Massachusetts Gov. Charlie Baker has withdrawn his support for the Transportation and Climate Initiative, saying the cap-and-trade program for gasoline is “no longer the best solution for the Commonwealth’s transportation and environmental needs,” according to the Boston Herald.
Baker’s move comes nearly one day after Gov. Ned Lamont said he would no longer push for the TCI program due to high gasoline prices and the influx of federal infrastructure dollars, although Lamont later backpedaled after outcry from environmental groups.
“The Baker-Polito Administration always maintained the Commonwealth would only move forward with TCI if multiple states committed, and, as that does not exist, the transportation climate initiative is no longer the best solution for the Commonwealth’s transportation and environmental needs,” press secretary Terry McCormack said.
The TCI program was originally envisioned as a regional pact between 12 states in the Northeast and Washington D.C., but when the final memorandum of understanding was released in 2020, only Massachusetts, Rhode Island, Connecticut and Washington D.C. signed on.

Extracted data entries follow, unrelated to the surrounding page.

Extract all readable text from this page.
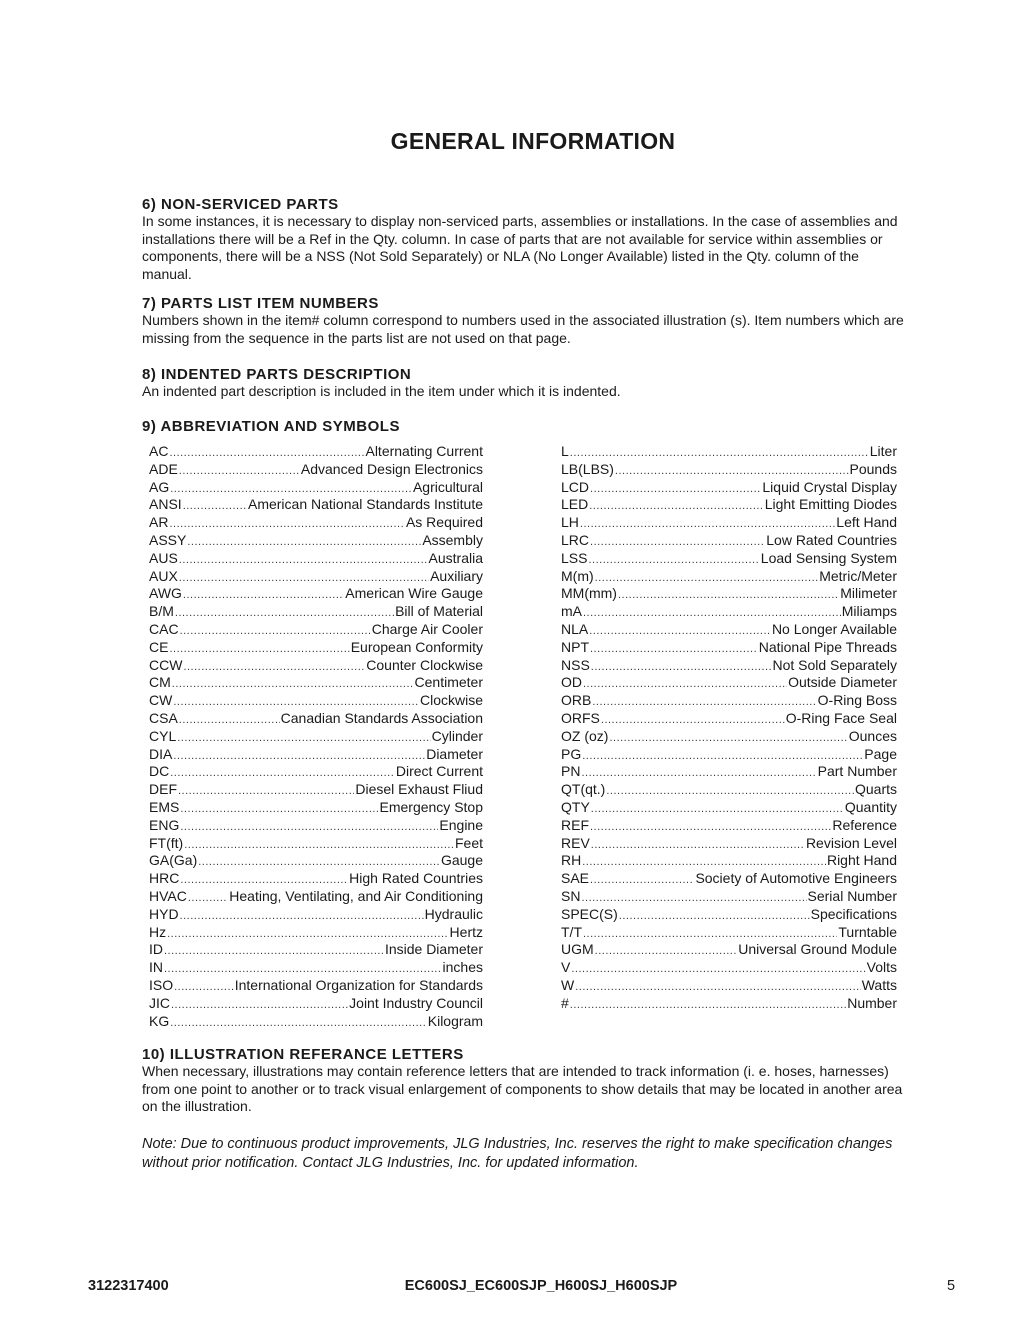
GENERAL INFORMATION
6) NON-SERVICED PARTS
In some instances, it is necessary to display non-serviced parts, assemblies or installations. In the case of assemblies and installations there will be a Ref in the Qty. column. In case of parts that are not available for service within assemblies or components, there will be a NSS (Not Sold Separately) or NLA (No Longer Available) listed in the Qty. column of the manual.
7) PARTS LIST ITEM NUMBERS
Numbers shown in the item# column correspond to numbers used in the associated illustration (s). Item numbers which are missing from the sequence in the parts list are not used on that page.
8) INDENTED PARTS DESCRIPTION
An indented part description is included in the item under which it is indented.
9) ABBREVIATION AND SYMBOLS
AC .....	Alternating Current
ADE .....	Advanced Design Electronics
AG .....	Agricultural
ANSI .....	American National Standards Institute
AR .....	As Required
ASSY .....	Assembly
AUS .....	Australia
AUX .....	Auxiliary
AWG .....	American Wire Gauge
B/M .....	Bill of Material
CAC .....	Charge Air Cooler
CE .....	European Conformity
CCW .....	Counter Clockwise
CM .....	Centimeter
CW .....	Clockwise
CSA .....	Canadian Standards Association
CYL .....	Cylinder
DIA .....	Diameter
DC .....	Direct Current
DEF .....	Diesel Exhaust Fliud
EMS .....	Emergency Stop
ENG .....	Engine
FT(ft) .....	Feet
GA(Ga) .....	Gauge
HRC .....	High Rated Countries
HVAC .....	Heating, Ventilating, and Air Conditioning
HYD .....	Hydraulic
Hz .....	Hertz
ID .....	Inside Diameter
IN .....	inches
ISO .....	International Organization for Standards
JIC .....	Joint Industry Council
KG .....	Kilogram
L .....	Liter
LB(LBS) .....	Pounds
LCD .....	Liquid Crystal Display
LED .....	Light Emitting Diodes
LH .....	Left Hand
LRC .....	Low Rated Countries
LSS .....	Load Sensing System
M(m) .....	Metric/Meter
MM(mm) .....	Milimeter
mA .....	Miliamps
NLA .....	No Longer Available
NPT .....	National Pipe Threads
NSS .....	Not Sold Separately
OD .....	Outside Diameter
ORB .....	O-Ring Boss
ORFS .....	O-Ring Face Seal
OZ (oz) .....	Ounces
PG .....	Page
PN .....	Part Number
QT(qt.) .....	Quarts
QTY .....	Quantity
REF .....	Reference
REV .....	Revision Level
RH .....	Right Hand
SAE .....	Society of Automotive Engineers
SN .....	Serial Number
SPEC(S) .....	Specifications
T/T .....	Turntable
UGM .....	Universal Ground Module
V .....	Volts
W .....	Watts
# .....	Number
10) ILLUSTRATION REFERANCE LETTERS
When necessary, illustrations may contain reference letters that are intended to track information (i. e. hoses, harnesses) from one point to another or to track visual enlargement of components to show details that may be located in another area on the illustration.
Note: Due to continuous product improvements, JLG Industries, Inc. reserves the right to make specification changes without prior notification. Contact JLG Industries, Inc. for updated information.
3122317400	EC600SJ_EC600SJP_H600SJ_H600SJP	5
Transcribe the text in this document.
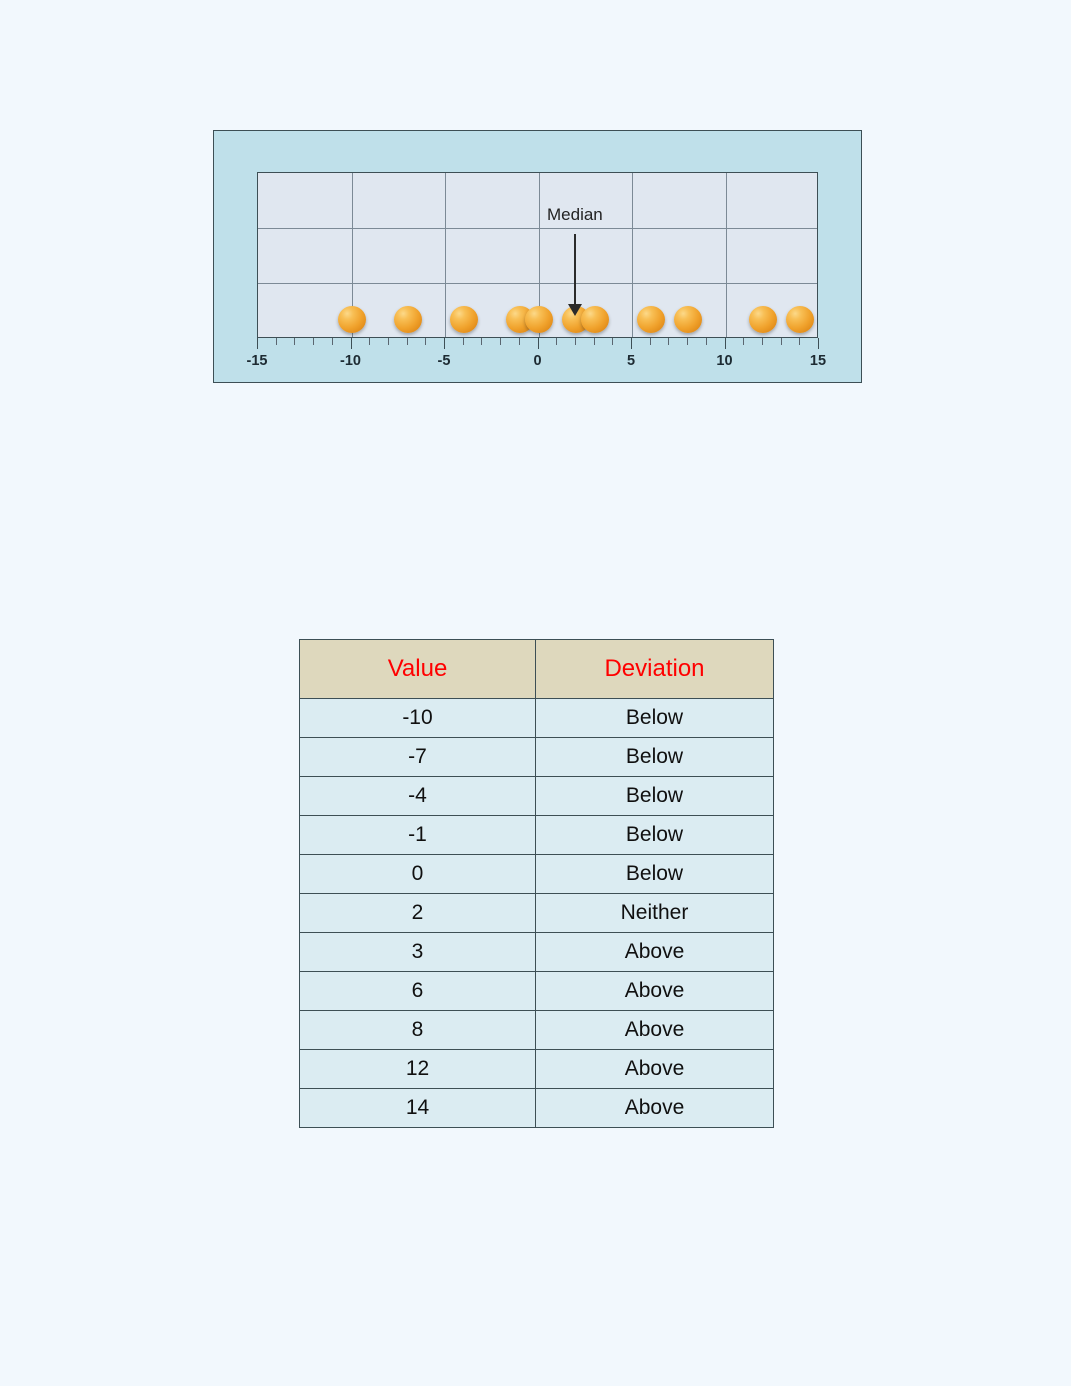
-15	-10	-5	0	5	10	15
Median
Value	Deviation
-10	Below
-7	Below
-4	Below
-1	Below
0	Below
2	Neither
3	Above
6	Above
8	Above
12	Above
14	Above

While Gov. Baker was able to unilaterally enter into the agreement along with Washington D.C., the program required legislative approval in both Connecticut and Rhode Island. Neither state legislature passed the program during the 2021 session.
Now, rapidly rising gasoline prices have made passing the TCI program more politically difficult.
The TCI program would require fuel wholesalers and distributors to purchase emission credits at auction and send the revenue to participating states to be spent on electric vehicle infrastructure, public transportation and climate justice initiatives.
However, a declining cap on those emission credits meant increases to the price of gasoline, ranging between 5 and 10 cents in the first year of the ten-year program with possible price increases in the following years.
Lamont put the full force of his administration behind the program throughout 2021, but the legislature didn’t take up the bill. Republicans labeled it another gasoline tax and some Democratic leaders worried about increasing the price of gasoline on low-income residents during a time when the price of nearly everything is trending upward.
Environmental groups, however, saw it differently.
“Climate change won’t wait for when it’s politically convenient. If our state’s leaders take climate change seriously—and especially after this past summer’s storms, they should—they need to step up to the plate and show the same urgency in their action that they’ve shown in their speeches,” Save the Sound wrote in a press statement. “The cost of inaction on climate is too steep.”
Baker’s administration also cited the incoming federal infrastructure dollars as a reason not to move forward with the TCI program.
“The new federal infrastructure funding package, American Rescue Plan Investments, as well as tax revenue surpluses generated by Massachusetts’ strong economic recovery make the Commonwealth better positioned to upgrade its roads, bridges and public transportation systems, while also making investments to reduce transportation emissions, deliver equitable transportation solutions and benefits and meet the state’s ambitious climate goals,” MacCormack said.
According to the TCI program, at least three jurisdictions need to participate in the program, leaving Washington D.C. on its own and the program on hold, for now.